Bicycle, which is based in Cambridge, UK, and has US operations in Lexington, MA, is developing drugs based on chains of amino acids called peptides. Peptide drugs are intended to offer properties of both large and small molecule drugs. The company, calls its drugs “bicycles,” a reference to the two-loop shape of its peptides.

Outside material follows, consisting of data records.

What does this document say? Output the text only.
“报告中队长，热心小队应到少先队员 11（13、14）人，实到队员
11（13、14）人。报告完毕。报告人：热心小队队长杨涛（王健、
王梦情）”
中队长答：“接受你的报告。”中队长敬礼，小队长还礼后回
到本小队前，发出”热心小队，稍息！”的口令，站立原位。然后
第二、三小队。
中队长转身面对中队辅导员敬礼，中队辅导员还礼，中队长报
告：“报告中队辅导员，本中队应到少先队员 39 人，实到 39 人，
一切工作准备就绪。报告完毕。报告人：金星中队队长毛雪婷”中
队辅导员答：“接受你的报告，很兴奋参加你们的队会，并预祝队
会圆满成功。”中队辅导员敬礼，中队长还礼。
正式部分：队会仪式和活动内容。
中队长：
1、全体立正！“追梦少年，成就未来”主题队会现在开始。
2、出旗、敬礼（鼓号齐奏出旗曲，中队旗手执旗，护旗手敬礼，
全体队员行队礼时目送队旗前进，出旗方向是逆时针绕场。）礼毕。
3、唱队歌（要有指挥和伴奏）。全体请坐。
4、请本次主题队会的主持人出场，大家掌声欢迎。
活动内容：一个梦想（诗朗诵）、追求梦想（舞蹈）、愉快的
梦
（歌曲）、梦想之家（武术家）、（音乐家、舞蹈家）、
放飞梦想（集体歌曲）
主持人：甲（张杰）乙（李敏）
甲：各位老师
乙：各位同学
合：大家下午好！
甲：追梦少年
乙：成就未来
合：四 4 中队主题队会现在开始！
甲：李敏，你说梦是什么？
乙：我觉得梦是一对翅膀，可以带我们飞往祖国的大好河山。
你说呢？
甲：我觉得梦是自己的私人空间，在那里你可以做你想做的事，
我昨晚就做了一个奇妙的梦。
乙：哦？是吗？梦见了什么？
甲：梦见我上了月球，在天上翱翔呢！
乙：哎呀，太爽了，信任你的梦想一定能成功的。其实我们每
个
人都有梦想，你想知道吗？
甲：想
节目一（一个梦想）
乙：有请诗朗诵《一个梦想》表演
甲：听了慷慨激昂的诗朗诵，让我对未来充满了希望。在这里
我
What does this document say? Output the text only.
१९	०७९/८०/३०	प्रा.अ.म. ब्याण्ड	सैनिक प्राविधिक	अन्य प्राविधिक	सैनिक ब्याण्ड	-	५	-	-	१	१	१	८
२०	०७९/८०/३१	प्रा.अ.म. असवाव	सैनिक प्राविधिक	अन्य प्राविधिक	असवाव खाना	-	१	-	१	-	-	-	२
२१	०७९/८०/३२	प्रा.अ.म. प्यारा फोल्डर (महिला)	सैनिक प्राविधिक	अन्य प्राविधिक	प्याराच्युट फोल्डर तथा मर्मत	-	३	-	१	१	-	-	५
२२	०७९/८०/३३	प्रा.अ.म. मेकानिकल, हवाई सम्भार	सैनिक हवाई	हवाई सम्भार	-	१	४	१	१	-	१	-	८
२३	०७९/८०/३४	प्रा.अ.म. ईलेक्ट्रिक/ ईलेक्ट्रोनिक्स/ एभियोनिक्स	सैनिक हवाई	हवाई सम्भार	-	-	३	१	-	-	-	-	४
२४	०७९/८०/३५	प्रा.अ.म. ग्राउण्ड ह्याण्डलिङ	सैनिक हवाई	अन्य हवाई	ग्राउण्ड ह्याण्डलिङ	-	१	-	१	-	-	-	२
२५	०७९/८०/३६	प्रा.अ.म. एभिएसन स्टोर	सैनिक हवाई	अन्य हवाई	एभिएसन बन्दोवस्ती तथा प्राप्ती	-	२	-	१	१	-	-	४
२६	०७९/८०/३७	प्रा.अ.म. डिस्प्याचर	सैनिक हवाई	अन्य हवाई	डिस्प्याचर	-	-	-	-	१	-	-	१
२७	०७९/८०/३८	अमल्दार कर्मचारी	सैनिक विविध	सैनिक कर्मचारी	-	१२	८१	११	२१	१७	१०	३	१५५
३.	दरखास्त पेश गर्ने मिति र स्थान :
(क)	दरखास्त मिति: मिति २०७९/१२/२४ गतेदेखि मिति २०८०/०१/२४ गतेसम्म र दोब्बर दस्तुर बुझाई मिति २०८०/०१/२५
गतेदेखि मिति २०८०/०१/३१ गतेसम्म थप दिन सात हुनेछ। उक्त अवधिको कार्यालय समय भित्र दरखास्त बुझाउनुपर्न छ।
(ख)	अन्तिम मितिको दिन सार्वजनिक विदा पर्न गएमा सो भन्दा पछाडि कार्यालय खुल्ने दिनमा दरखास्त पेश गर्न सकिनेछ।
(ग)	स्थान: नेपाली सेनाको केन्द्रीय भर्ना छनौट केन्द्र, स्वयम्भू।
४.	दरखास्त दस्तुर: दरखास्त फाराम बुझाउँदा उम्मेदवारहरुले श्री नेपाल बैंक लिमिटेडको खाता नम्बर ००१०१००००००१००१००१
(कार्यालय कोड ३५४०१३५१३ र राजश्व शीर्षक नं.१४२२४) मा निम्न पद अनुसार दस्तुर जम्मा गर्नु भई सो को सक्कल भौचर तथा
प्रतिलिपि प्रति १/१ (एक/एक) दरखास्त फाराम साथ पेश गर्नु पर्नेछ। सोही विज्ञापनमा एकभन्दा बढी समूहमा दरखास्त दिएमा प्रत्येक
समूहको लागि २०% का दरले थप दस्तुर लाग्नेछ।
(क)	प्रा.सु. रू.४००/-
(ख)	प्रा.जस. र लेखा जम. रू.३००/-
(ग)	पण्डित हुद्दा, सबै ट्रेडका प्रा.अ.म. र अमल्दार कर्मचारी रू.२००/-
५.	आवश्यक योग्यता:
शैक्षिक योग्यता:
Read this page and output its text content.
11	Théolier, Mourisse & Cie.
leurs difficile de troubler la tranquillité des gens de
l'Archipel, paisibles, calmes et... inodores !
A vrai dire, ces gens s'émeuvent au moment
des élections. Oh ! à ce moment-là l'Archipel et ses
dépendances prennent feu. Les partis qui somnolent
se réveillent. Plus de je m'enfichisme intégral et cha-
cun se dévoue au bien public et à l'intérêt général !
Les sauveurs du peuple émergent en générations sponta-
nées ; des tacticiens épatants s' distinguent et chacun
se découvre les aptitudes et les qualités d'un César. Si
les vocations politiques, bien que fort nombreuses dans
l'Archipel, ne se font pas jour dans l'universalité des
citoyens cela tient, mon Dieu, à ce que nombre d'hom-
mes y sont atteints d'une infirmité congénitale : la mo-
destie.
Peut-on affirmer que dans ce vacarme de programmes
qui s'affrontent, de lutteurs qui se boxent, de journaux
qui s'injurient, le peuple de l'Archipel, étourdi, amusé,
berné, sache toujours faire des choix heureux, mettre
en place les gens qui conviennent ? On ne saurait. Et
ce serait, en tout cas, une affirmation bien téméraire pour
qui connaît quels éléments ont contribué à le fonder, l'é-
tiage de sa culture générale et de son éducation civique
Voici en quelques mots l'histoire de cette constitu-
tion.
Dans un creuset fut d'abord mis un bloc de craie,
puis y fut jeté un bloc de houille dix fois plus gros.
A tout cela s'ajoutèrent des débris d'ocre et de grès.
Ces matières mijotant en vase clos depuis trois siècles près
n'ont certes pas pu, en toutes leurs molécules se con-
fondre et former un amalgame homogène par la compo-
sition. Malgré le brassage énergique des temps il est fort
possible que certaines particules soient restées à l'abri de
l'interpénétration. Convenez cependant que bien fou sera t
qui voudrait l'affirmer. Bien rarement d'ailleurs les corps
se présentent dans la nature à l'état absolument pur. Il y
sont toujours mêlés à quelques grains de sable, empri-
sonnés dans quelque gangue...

Lead Bicycle drug BT1718 is being tested in a Phase 1/2a study in patients with advanced solid tumors. Enrollment in the Phase 1 portion is underway; once the recommended dose of the drug has been determined, the company says it will proceed to the Phase 2a part of the trial. Two other compounds, BT5528 and BT8009, are in preclinical development.
According to the IPO prospectus, Bicycle plans to spend between $35 million and $40 million for Phase 2 and Phase 3 studies testing its lead drug. The company will also use the capital to advance its two preclinical compounds to human testing.
Since its founding in 2009, Bicycle has raised approximately $116 million. Bicycle says its technology could treat diseases other than cancer, and it is pursuing those applications with partners. A collaboration with AstraZeneca (NYSE: AZN) is focused on respiratory, cardiovascular, and metabolic diseases. The company is working with Bioverativ on hemophilia treatments, and with Oxurion on ophthalmology drugs. Bicycle is also working with the Dementia Discovery Fund to develop dementia drugs.
Prior to the IPO, Bicycle’s largest shareholder was Vertex Global Healthcare Fund I with a 12.76 percent stake, followed by Novartis Bioventures at 12.67 percent, and SR One with 12.18 percent.